Some of these providers may process data outside the European Union. Where this is the case, such transfers are governed by appropriate safeguards (the European Commission's Standard Contractual Clauses or an equivalent mechanism), in accordance with Articles 44 et seq. of the GDPR.

05

Retention periods

  • Account data: for the lifetime of the account, then deleted or anonymised within a reasonable period after closure.
  • Uploaded images and generated visuals: for as long as your account is active; you can delete them at any time from your gallery.
  • Billing data: kept for the period required by applicable accounting and tax obligations (in France, up to 10 years).
  • Technical logs: kept for a limited period for security purposes, generally a few months.
06

Your rights

Under the GDPR you have the following rights over your data:

  • Right of access and information (Art. 15);
  • Right to rectification (Art. 16);
  • Right to erasure / the "right to be forgotten" (Art. 17);
  • Right to restriction of processing (Art. 18);
  • Right to data portability (Art. 20);
  • Right to object, in particular to processing based on legitimate interest (Art. 21);
  • Right to withdraw consent at any time, without retroactive effect (Art. 7(3)).

To exercise these rights, write to [À COMPLÉTER : GDPR contact email]. We respond within one month.
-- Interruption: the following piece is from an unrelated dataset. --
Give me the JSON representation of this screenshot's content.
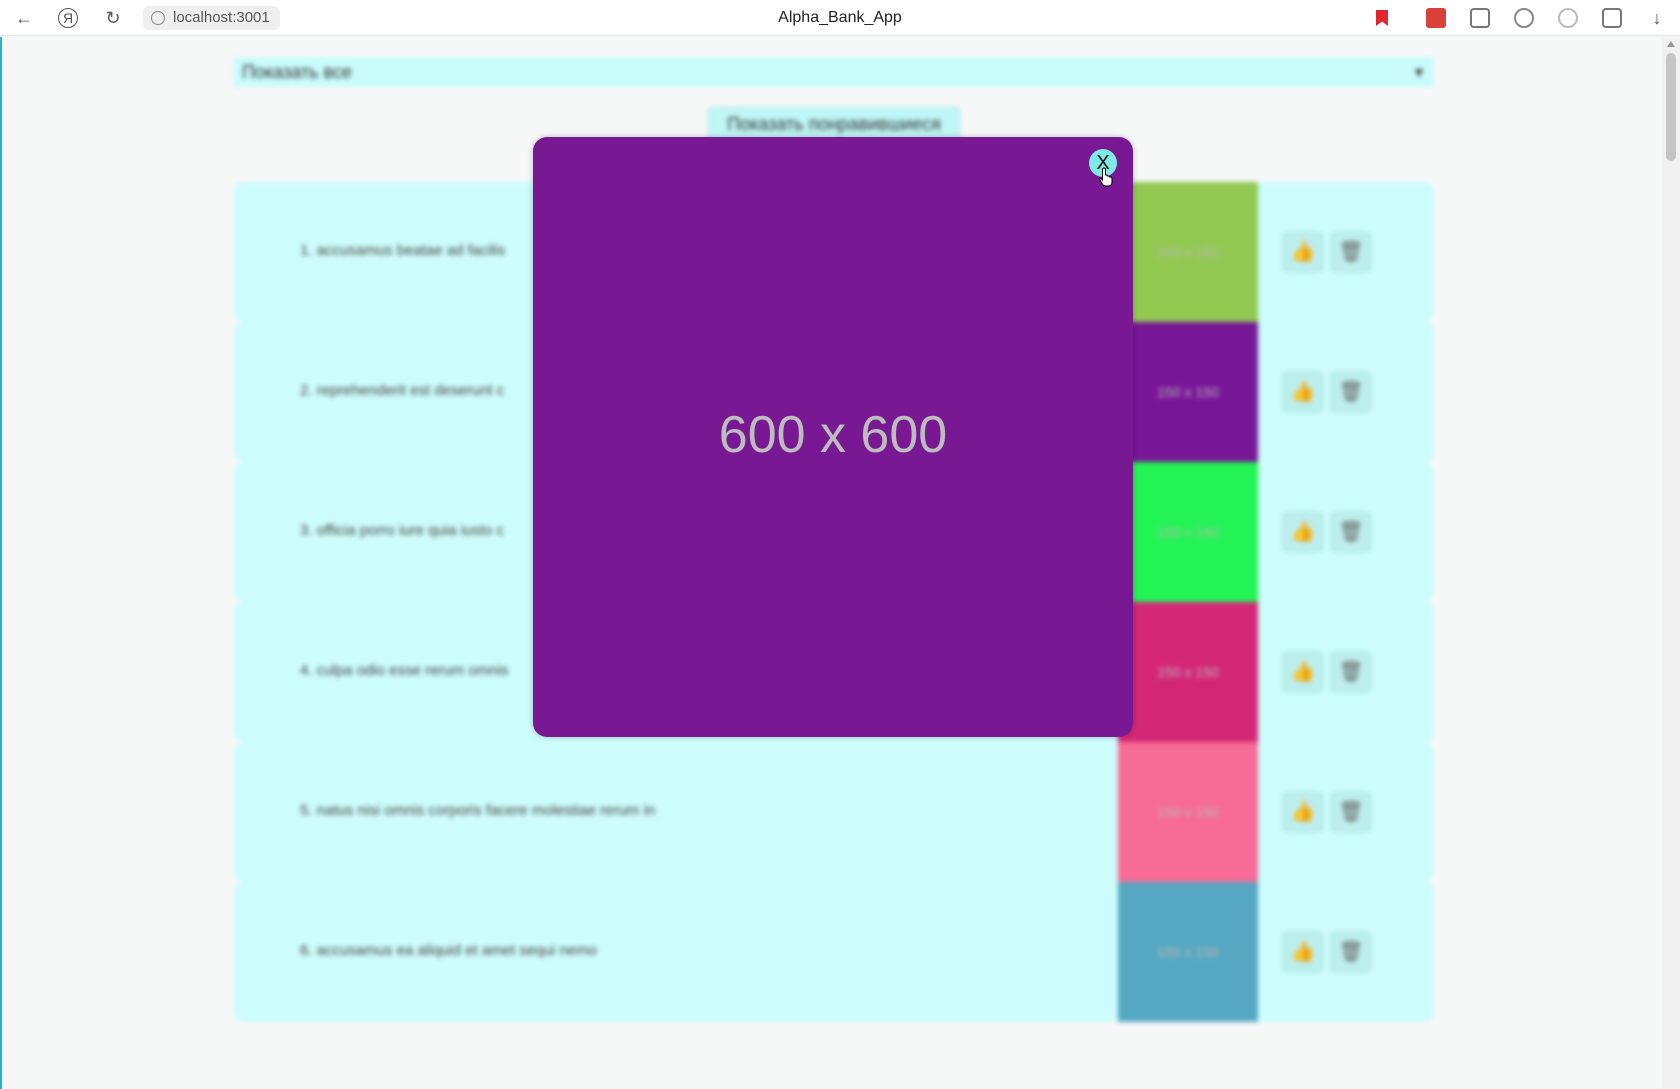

You also have the right to lodge a complaint with the French data-protection authority (CNIL, www.cnil.fr) or your local supervisory authority.

07

Cookies

Our service uses only cookies and technologies strictly necessary for its operation (authentication, security, language preference). These essential cookies do not require your prior consent.

We do not use advertising cookies or third-party profiling trackers. Should we ever introduce analytics or marketing cookies, a consent banner would be put in place and this policy updated accordingly.

08

Security

We implement appropriate technical and organisational measures to protect your data against loss, unauthorised access or disclosure (encryption in transit, access control, logging). As no system is infallible, we cannot guarantee absolute security, but we commit to notifying any data breach as required by the GDPR.

09

Changes

We may update this policy to reflect legal or technical developments. The last-updated date appears at the top of this page. In the event of a material change, we will inform you by appropriate means.